Oceano Atlântico registra recorde de inatividade em temporada de furacões devido ao El Niño

Oceano Atlântico registra recorde de inatividade em temporada de furacões devido ao El Niño

Economia

Pela primeira vez desde o início do monitoramento por satélite, o Oceano Atlântico passou mais de cem dias sem registrar um único furacão, e a razão principal é o El Niño. Especialistas indicam que esse fenômeno climático criou condições atmosféricas desfavoráveis ao desenvolvimento das tempestades, transformando 2026 em uma temporada histórica.

O recorde anterior de demora para o surgimento do primeiro furacão da temporada era 11 de setembro, estabelecido pelos furacões Gustav, em 2002, e Humberto, em 2013. Neste ano, o Atlântico ultrapassou essa data sem formar nenhum furacão, estabelecendo um novo marco desde o início do monitoramento por satélite, em 1966.

Com apenas cinco tempestades tropicais de curta duração até agora, 2026 se tornou a temporada mais fraca desde 1950.

Setembro: o mês tradicional dos furacões

A temporada de furacões do Atlântico normalmente se estende de 1º de junho a 30 de novembro. Até agora, a tempestade tropical Edouard, que se aproximou de se tornar um furacão em 1º de setembro, alcançou a costa entre Texas e Louisiana com ventos de 22 km/h, bem abaixo da intensidade necessária para ser classificada como furacão.

Normalmente, mais da metade da atividade da temporada ocorre após 10 de setembro. No entanto, o El Niño deve continuar a limitar a formação de sistemas no Atlântico. Em 2025, o primeiro furacão da temporada se formou apenas em meados de agosto, e nenhum furacão atingiu diretamente os Estados Unidos.

Se a mesma tendência se repetir em 2026, será a primeira vez desde 2009 e 2010 que os EUA passam dois anos consecutivos sem registrar a chegada de um furacão. Contudo, uma temporada pouco ativa não significa necessariamente tranquilidade, já que anos com poucas tempestades podem resultar em eventos extremamente destrutivos, como ocorreu com o furacão Andrew, que devastou o sul da Flórida em 1992, em uma temporada que teve apenas sete tempestades nomeadas.

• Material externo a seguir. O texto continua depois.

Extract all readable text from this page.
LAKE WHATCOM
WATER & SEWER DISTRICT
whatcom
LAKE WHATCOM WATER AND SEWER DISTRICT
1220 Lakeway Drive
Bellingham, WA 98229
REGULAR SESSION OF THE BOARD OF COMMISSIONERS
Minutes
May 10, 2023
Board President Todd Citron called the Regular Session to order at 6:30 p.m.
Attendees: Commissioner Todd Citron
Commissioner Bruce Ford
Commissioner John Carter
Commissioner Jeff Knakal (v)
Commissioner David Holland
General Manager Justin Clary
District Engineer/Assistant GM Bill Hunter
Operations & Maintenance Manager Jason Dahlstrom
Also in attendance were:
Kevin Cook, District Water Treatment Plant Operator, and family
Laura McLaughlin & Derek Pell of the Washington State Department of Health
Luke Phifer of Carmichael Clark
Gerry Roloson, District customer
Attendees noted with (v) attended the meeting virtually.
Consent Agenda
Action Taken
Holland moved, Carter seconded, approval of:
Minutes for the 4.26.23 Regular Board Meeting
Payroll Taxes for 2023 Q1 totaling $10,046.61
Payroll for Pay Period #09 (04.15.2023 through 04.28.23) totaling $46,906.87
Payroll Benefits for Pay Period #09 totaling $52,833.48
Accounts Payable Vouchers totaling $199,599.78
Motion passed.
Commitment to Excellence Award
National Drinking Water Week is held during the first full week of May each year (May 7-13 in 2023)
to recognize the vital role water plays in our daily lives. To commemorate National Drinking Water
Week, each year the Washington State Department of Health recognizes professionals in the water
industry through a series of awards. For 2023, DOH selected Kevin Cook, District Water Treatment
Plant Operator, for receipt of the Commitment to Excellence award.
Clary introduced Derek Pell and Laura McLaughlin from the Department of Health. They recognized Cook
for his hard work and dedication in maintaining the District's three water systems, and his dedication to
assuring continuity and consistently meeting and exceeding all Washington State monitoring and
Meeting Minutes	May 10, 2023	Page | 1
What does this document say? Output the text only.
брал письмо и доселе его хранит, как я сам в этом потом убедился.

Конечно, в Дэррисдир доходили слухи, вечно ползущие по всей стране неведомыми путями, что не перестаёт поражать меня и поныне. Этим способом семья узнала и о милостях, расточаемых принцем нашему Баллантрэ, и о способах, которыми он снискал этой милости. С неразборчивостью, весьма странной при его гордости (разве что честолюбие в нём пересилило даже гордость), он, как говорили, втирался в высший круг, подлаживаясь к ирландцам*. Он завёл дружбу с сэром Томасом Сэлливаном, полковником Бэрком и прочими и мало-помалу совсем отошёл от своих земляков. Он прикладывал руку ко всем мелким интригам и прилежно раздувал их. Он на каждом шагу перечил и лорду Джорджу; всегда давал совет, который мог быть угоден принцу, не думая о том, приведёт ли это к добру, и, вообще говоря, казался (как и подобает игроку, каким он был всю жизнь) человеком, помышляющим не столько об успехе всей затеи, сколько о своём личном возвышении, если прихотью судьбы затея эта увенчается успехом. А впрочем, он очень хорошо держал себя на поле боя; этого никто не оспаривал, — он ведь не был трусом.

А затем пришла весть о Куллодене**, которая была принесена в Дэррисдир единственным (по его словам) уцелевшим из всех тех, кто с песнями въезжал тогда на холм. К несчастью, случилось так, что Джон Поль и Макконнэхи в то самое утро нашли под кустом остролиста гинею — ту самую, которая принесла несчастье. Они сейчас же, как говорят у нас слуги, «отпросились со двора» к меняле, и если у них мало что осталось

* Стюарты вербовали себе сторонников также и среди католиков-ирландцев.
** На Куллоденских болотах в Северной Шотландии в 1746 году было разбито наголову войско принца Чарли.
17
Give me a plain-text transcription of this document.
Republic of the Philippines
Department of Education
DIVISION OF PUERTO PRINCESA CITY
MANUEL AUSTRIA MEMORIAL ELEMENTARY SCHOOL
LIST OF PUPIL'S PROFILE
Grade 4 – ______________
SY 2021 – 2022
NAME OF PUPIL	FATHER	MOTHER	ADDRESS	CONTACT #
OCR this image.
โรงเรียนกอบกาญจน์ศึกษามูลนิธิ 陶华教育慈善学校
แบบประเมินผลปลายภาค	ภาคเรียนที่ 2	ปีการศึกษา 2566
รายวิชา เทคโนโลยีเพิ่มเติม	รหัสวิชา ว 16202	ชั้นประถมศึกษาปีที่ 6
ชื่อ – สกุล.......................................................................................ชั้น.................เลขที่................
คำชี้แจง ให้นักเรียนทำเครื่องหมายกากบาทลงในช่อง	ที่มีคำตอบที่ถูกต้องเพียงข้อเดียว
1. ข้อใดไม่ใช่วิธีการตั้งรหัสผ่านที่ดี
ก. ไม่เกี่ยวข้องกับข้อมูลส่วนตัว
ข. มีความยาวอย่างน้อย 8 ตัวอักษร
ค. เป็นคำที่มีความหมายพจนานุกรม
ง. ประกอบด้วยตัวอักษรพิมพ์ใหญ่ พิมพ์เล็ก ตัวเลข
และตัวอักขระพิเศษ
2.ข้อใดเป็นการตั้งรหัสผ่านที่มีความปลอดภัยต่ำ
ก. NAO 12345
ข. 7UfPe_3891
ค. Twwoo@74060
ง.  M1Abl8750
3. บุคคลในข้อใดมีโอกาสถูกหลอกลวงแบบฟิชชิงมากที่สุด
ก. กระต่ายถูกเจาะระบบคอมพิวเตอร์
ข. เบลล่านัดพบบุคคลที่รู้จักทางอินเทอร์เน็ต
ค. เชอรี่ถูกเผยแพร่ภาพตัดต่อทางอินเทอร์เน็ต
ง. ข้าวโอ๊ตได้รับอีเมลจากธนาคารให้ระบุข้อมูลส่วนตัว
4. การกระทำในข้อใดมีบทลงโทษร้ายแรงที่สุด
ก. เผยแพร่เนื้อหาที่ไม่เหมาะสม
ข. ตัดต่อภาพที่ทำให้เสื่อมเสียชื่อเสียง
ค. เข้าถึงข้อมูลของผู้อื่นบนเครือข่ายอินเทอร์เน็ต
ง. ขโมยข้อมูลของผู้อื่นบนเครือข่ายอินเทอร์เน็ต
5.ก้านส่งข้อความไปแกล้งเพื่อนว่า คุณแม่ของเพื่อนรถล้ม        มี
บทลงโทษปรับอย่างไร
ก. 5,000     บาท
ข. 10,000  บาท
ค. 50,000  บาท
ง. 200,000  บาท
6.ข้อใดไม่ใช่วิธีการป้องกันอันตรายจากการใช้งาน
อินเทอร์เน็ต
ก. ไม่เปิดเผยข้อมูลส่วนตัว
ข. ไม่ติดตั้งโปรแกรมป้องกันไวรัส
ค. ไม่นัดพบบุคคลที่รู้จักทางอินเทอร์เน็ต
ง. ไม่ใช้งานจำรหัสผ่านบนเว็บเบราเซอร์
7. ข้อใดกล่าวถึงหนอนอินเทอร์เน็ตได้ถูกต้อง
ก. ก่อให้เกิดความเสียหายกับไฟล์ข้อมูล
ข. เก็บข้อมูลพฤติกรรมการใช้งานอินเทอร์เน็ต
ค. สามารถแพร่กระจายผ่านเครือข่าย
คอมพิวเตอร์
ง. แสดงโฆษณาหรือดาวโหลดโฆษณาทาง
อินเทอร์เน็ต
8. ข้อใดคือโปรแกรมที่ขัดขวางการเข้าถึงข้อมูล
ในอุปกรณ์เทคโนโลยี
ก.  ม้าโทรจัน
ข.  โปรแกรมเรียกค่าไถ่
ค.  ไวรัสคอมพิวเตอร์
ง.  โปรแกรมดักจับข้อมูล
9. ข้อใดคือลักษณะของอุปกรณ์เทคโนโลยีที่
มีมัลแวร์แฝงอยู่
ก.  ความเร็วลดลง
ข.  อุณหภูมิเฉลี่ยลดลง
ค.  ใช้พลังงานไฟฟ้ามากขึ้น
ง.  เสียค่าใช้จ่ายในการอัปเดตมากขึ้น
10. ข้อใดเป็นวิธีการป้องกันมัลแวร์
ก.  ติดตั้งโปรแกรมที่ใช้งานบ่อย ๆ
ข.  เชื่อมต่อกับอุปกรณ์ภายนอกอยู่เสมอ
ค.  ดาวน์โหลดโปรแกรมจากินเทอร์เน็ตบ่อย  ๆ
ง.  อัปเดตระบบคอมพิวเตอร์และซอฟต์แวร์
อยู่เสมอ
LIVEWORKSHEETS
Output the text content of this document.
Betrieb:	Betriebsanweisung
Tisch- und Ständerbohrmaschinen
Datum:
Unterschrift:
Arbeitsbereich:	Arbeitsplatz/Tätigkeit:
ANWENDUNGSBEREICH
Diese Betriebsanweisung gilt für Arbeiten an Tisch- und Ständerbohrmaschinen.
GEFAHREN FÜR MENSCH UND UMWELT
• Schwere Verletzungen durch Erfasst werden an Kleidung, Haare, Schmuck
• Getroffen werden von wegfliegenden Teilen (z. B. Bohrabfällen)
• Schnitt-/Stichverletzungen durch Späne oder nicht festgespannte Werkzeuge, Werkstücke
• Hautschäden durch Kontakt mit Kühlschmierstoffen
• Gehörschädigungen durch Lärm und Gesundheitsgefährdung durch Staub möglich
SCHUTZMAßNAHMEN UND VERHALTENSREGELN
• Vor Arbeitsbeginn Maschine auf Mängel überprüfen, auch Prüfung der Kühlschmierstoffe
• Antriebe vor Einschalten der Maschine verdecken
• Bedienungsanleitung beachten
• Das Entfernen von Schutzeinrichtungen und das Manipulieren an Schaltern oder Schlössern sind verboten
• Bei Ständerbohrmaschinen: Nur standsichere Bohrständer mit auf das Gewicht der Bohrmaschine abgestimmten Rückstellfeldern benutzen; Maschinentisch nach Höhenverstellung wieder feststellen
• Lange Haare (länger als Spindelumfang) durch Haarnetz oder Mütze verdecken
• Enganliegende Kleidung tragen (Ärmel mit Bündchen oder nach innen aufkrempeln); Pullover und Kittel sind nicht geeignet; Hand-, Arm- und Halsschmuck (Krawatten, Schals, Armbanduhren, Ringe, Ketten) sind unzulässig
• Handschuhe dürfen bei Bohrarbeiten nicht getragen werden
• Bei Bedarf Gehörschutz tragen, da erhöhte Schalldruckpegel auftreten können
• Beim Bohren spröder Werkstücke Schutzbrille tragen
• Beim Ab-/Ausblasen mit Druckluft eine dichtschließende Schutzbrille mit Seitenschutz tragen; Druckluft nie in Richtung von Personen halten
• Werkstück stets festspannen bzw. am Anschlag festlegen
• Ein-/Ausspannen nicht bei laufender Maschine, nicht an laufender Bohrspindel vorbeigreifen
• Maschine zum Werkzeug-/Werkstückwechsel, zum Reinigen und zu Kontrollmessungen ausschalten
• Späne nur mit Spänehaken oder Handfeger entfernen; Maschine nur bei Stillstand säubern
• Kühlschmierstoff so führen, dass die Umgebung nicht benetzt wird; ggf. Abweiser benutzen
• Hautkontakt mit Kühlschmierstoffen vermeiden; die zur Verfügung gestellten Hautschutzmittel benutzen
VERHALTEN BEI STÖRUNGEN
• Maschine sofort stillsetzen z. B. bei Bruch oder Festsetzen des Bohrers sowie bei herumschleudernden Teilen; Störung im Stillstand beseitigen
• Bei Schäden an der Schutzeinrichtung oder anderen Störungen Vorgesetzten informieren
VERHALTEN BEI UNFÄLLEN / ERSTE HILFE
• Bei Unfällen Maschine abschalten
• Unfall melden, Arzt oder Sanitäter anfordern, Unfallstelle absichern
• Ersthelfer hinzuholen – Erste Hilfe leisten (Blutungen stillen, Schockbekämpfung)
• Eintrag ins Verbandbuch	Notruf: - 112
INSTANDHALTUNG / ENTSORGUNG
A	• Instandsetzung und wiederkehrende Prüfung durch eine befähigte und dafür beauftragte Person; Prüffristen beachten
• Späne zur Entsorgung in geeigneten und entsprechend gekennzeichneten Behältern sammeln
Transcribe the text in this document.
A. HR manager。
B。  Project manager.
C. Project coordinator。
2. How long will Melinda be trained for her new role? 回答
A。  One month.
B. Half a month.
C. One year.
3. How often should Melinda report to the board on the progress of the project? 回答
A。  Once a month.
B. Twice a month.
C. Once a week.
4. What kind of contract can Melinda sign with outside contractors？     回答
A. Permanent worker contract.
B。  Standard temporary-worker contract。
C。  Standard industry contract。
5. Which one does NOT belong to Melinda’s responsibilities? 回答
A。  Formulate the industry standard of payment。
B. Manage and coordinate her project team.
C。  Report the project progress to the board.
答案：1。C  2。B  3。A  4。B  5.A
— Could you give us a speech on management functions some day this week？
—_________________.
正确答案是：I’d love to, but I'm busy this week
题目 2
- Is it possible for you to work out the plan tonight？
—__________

O impacto do El Niño na formação de furacões

Setembro costuma ser o pico da temporada de furacões no Atlântico, quando as águas do oceano atingem suas temperaturas mais elevadas e as condições atmosféricas favorecem a formação de ciclones. Em média, entre dois e três furacões surgem ao longo do mês. No entanto, em 2026, a realidade é diferente.

Embora o oceano esteja quente o suficiente para alimentar tempestades, um obstáculo significativo tem impedido seu desenvolvimento: o forte cisalhamento do vento causado pelo El Niño. Esse fenômeno ocorre quando os ventos sopram com velocidades e direções muito distintas em diferentes camadas da atmosfera, dificultando a organização e o fortalecimento das tempestades, podendo até desmantelar sistemas tropicais em formação.

Meteorologistas acreditam que os ventos associados ao El Niño continuarão a limitar a formação de furacões nos próximos meses. Contudo, a calmaria atual não é sinônimo de paz, pois as tempestades mais tardias da temporada costumam se formar mais próximas dos Estados Unidos, especialmente no Golfo do México e ao longo da costa sudeste, áreas menos influenciadas pelo cisalhamento do vento. Além disso, um sistema não precisa alcançar a intensidade de um furacão para causar danos significativos.